Thanks have tried it still not powering on all i get is a single flash on the hdd light when i press the power button


----------



## night_shift (Sep 8, 2009)

OK, how much of the *Black Screen Issues and Troubleshooting* procedure did you try?

What happens when you take the battery and HDD out and try a start.


----------



## Goodwinteam (Dec 8, 2008)

Hi Night shift ive followed all the steps still won’t power up all i get is a single flash of the hdd each time i press the power button 
i have removed ram /hdd/ battery etc . Have even removed CPU and reset it and the cmos as well 
i think the problem is a controller or the motherboard 

When i removed the battery and hdd it was just the same 

Thanks


----------



## night_shift (Sep 8, 2009)

How old is this laptop? How far would you go to repairing it?

Looks like the motherboard, my experience with laptops shows this type of fault is 90% dry solder joints on the board and not component failure.

Two repair options here -

1. Take it to a professional mobo reballer/repairer or buy a new motherboard. These two options can be expensive, depends how much you think its worth investing in this laptop.

2. There is a quick fix, no long term guarantee method which is highly successful, but should be treated as a last ditch option. I have tried variations of this method with success. See below and make up your mind.

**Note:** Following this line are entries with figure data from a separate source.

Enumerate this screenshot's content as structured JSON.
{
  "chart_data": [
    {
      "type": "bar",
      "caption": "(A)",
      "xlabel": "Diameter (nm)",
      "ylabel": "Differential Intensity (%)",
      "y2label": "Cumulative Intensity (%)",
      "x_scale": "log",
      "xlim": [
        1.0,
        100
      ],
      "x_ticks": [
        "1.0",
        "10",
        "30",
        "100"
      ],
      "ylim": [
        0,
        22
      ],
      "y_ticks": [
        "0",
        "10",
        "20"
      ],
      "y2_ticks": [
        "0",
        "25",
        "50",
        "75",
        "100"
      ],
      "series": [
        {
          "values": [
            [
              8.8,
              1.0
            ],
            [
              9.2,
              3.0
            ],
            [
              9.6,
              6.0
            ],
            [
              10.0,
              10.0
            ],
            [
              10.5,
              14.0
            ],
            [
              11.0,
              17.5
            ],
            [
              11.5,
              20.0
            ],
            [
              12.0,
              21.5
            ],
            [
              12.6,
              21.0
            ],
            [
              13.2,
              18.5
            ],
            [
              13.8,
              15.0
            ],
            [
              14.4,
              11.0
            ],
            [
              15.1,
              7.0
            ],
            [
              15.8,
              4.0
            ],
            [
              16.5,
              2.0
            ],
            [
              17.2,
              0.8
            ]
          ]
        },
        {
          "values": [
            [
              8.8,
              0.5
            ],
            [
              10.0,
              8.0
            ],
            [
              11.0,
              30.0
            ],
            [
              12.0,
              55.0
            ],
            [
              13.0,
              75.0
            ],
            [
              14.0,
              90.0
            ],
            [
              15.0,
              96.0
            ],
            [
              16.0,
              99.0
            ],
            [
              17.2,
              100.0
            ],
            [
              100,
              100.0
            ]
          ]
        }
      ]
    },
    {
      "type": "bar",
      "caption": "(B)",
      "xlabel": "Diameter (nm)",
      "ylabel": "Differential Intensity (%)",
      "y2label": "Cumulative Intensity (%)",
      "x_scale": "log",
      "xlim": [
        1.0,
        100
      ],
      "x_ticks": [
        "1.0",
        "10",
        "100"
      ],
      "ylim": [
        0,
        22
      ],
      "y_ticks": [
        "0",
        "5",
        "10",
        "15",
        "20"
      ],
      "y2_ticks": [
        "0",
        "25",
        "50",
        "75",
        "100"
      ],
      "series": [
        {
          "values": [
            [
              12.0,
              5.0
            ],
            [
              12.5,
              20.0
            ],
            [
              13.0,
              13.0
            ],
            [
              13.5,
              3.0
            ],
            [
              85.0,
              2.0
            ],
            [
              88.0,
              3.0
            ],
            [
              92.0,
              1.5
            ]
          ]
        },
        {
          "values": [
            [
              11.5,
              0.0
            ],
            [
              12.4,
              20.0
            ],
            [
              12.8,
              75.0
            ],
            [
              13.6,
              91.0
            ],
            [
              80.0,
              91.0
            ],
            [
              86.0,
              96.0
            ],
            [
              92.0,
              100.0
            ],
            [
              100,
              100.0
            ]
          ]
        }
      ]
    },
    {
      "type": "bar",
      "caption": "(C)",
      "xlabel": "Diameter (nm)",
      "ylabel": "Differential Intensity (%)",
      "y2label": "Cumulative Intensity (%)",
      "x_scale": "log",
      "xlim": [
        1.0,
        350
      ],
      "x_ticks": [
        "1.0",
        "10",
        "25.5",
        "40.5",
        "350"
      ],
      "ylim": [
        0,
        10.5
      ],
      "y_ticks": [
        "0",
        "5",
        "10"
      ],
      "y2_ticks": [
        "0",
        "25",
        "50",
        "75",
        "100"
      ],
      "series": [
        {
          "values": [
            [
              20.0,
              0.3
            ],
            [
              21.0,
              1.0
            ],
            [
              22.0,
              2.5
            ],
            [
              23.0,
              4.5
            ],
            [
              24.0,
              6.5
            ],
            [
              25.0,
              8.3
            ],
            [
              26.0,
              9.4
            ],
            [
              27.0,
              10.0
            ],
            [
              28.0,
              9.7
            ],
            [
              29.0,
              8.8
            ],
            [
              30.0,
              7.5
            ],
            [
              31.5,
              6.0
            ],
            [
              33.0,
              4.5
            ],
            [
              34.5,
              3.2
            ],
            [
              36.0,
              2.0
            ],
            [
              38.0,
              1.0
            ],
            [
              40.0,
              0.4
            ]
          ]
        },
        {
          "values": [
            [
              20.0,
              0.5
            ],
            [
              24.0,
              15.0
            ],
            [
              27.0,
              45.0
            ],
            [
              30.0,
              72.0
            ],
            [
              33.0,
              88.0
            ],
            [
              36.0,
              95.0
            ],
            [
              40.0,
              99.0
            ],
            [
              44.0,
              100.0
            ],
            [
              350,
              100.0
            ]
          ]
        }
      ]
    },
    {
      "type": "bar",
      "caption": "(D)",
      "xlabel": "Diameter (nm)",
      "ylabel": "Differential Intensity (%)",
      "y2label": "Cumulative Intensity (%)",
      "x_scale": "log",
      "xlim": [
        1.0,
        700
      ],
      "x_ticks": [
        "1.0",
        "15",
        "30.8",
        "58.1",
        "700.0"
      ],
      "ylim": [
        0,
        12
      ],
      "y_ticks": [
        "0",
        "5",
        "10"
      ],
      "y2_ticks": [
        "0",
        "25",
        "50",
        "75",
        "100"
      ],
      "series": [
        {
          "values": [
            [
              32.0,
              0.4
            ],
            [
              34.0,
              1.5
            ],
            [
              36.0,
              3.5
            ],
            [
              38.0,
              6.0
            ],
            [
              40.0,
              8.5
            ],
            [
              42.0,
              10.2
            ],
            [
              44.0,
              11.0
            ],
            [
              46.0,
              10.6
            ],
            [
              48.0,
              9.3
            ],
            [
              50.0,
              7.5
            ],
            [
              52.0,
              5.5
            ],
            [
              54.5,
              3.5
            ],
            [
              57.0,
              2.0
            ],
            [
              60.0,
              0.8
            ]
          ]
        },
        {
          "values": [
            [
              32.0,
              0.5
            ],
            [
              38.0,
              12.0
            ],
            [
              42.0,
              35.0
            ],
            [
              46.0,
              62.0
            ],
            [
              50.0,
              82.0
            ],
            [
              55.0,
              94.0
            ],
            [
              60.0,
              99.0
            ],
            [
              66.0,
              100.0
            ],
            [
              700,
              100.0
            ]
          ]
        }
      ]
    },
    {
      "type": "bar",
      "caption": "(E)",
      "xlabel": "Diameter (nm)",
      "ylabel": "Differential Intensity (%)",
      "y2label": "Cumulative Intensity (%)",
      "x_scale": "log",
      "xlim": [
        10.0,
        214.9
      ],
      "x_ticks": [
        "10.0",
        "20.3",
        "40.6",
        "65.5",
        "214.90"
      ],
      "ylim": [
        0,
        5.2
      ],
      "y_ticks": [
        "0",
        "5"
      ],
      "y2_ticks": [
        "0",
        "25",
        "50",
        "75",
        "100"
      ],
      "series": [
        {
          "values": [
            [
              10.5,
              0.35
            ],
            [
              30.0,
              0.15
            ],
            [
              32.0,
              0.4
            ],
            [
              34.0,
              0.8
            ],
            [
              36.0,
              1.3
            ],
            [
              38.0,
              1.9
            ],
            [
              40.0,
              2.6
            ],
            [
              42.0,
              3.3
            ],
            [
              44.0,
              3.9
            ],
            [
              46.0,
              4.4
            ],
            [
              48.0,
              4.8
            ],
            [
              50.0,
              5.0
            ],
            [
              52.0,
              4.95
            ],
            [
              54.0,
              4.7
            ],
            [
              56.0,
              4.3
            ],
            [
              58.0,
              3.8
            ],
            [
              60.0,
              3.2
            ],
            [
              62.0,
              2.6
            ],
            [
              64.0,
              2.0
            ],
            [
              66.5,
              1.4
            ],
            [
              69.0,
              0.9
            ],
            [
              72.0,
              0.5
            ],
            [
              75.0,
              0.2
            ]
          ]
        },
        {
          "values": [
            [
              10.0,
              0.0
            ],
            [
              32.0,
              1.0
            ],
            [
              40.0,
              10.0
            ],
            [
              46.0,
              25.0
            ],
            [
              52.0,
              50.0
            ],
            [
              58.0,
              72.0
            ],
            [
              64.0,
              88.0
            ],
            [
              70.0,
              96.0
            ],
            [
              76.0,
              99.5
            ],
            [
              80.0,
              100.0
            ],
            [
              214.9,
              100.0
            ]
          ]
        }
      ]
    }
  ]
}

What you want to do is follow the motherboard preperation as in #1. and carry out the process as in #2. Thes are not your motherboards but the process is the same. You basically want to remove as much of the plastic and anything removable from the motherboard as possible, especially the bios cmos battery.

1. *Preparation*

2. *Reflow*

You need to make that decission.


----------



## Goodwinteam (Dec 8, 2008)

Thanks for that i think i will need to speak to the owner then i will try it nothing to lose as you said thanks for the help with this


----------



## night_shift (Sep 8, 2009)

Ok, good luck and post back.

Steve :smile:


----------